Each message is wrapped in a MessageState<T> class. One of its properties is the SendCount. We increment this property before each call to BasicPublish. When we create the message, if the SendCount is greather than 0 then we add the "republished" header.


var messageJson = JsonConvert.SerializeObject(messageState.MessagePayload);
var body = Encoding.UTF8.GetBytes(messageJson);
var properties = channel.CreateBasicProperties();
properties.Persistent = true;
properties.MessageId = messageState.MessageId;
properties.Headers = new Dictionary();

if (messageState.SendCount > 0)
	properties.Headers.Add("republished", true);

 

Message Batch Size

The SendMessagesAsync method in the BulkMessagePublisher class, has a parameter for the message batch size. This refers to when WaitForConfirms is called. The value depends on how you want to balance performance with message duplication on retries.

Testing the Code

Make sure you have RabbitMq installed locally first. Just run the console application and it will create the exchange and queue required. Then you just enter:

  • Number of messages to send

  • Exchange name - enter "order" if you want to test normal message sending and a different exchange name if you want to test a 404 no exchange error.

  • Routing key - enter "new" if you want to test normal message sending, or a different value if you want to test for unroutable messages

  • Message batch size

Then if all goes well, the messages will be sent and you will see how many succeeded, how many retries were performed and how many duplicate messages were created.

Testing Connection Failures and Retries

Send 100000 messages, and then go to the RabbitMq management web console. Go to connections, select the open connection and then click on Force Close.

Find the new connection and repeat this force close again and then wait for the send operation to finish.

Notice that 3 attempts were made due to the two connection failures. We republished 164 messages that were never acknowledged of which 96 ended up as duplicates on the queue.

However, we were able to send all 100000 messages successfully.
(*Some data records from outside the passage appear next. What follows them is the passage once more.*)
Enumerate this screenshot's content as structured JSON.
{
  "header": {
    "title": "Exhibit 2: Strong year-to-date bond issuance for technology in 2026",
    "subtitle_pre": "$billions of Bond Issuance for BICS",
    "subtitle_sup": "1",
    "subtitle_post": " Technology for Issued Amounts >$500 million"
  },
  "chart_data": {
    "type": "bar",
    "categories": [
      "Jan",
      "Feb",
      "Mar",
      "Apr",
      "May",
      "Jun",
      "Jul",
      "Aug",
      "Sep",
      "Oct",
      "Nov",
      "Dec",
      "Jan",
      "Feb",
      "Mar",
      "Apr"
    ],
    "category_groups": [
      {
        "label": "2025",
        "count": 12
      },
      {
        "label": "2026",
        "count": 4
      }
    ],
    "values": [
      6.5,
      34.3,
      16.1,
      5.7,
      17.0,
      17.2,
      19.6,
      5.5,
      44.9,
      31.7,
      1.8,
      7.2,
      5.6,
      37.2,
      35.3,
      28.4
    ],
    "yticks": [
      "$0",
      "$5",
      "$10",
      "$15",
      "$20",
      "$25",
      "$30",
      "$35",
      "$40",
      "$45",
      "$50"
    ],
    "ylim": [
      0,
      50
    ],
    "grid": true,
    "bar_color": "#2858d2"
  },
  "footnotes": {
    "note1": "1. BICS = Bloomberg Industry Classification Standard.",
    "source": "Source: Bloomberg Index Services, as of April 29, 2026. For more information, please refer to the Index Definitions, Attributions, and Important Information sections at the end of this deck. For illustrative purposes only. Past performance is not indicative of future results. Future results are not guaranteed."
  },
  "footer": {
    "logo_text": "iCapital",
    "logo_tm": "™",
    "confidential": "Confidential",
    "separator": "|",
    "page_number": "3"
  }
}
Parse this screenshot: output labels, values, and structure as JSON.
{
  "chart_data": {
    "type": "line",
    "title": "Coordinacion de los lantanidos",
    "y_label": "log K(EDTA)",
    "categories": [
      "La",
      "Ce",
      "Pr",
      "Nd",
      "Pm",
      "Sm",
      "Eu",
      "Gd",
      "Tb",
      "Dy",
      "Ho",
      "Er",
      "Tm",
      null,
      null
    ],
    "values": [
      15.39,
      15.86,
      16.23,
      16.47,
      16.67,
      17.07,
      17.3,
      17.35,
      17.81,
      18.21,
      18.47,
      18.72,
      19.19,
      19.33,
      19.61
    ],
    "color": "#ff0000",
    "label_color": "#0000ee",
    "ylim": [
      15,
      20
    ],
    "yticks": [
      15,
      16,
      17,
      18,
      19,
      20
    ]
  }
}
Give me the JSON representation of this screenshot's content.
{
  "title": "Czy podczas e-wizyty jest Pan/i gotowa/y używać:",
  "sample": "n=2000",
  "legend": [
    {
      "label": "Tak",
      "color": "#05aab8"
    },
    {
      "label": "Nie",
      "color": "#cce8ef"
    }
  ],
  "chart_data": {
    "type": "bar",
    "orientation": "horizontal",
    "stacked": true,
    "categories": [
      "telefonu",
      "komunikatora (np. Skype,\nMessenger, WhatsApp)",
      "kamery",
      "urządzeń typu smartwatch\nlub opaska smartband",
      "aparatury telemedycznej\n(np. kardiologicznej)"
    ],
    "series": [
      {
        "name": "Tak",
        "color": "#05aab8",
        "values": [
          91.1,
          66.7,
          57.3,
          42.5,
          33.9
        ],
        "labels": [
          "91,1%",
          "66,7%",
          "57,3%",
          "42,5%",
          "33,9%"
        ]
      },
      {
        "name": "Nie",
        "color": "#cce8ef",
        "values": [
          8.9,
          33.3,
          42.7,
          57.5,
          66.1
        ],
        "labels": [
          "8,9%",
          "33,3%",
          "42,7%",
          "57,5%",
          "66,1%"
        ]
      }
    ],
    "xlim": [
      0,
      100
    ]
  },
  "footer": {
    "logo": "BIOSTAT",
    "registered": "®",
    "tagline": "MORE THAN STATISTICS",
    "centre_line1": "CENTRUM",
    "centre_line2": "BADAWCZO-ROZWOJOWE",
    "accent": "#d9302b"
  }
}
Let's do it again but this time we'll keep killing the connection until we exhaust the retries. In this example I tried to send 500,000 in batches of 100 messages, then I forced closed the connection four times.

RetriesExhausted.PNG

So we see that:

  • 4 attempts were made

  • 295 messages were republished, of which 278 became duplicates - so 17 messages were preserved

  • 105215 succeeded, 89 remain unacknowledged, 1 failed as the channel had already failed and 394695 never got sent at all

 

 

No Exchange

This time send 10 messages to the exchange "abc" and we will see the following:

Unroutable - No queues that match

This time send 10 messages to the order exchange but with the routing key "old".

Performance and Message Batch Size

Finally lets compare the performance of sending 10000 messages in a single batch, in 100 batches and 10000 batches (WaitForConfirm after each message is sent).

One batch, 1415 milliseconds

One batch, 1415 milliseconds

100 batches of 100 messages, 2210 milliseconds

100 batches of 100 messages, 2210 milliseconds

10000 batches (one message per batch), 54378 milliseconds

10000 batches (one message per batch), 54378 milliseconds

So the performances degradation was not linear. There wasn't much between having one batch and one hundred batches. But going to calling WaitForConfirms after each message was sent degraded performance significantly.

Next Steps

Play with the code, do some debugging to see for yourself all the behaviours of the C# RabbitMq client under different failure scenarios. One extra scenario you can test is putting a message limit on the "order.new" queue and send 100000 messages. All will send successfully and then if you go to the management web console and view some messages, the OrderId property will be 90001 and above. The first 90000 messages will have been removed and dropped silently. Then try adding a deadletter exchange and queue and this time you'll see 90000 messages appear in your deadletter queue.

In Part 3 we'll look at how to deal with unroutable messages.

UPDATE 2019

I previously added code to handle out-of-order confirms, but after exhaustive testing I have found that this is not something to worry about. So ignore any of the comments on this subject.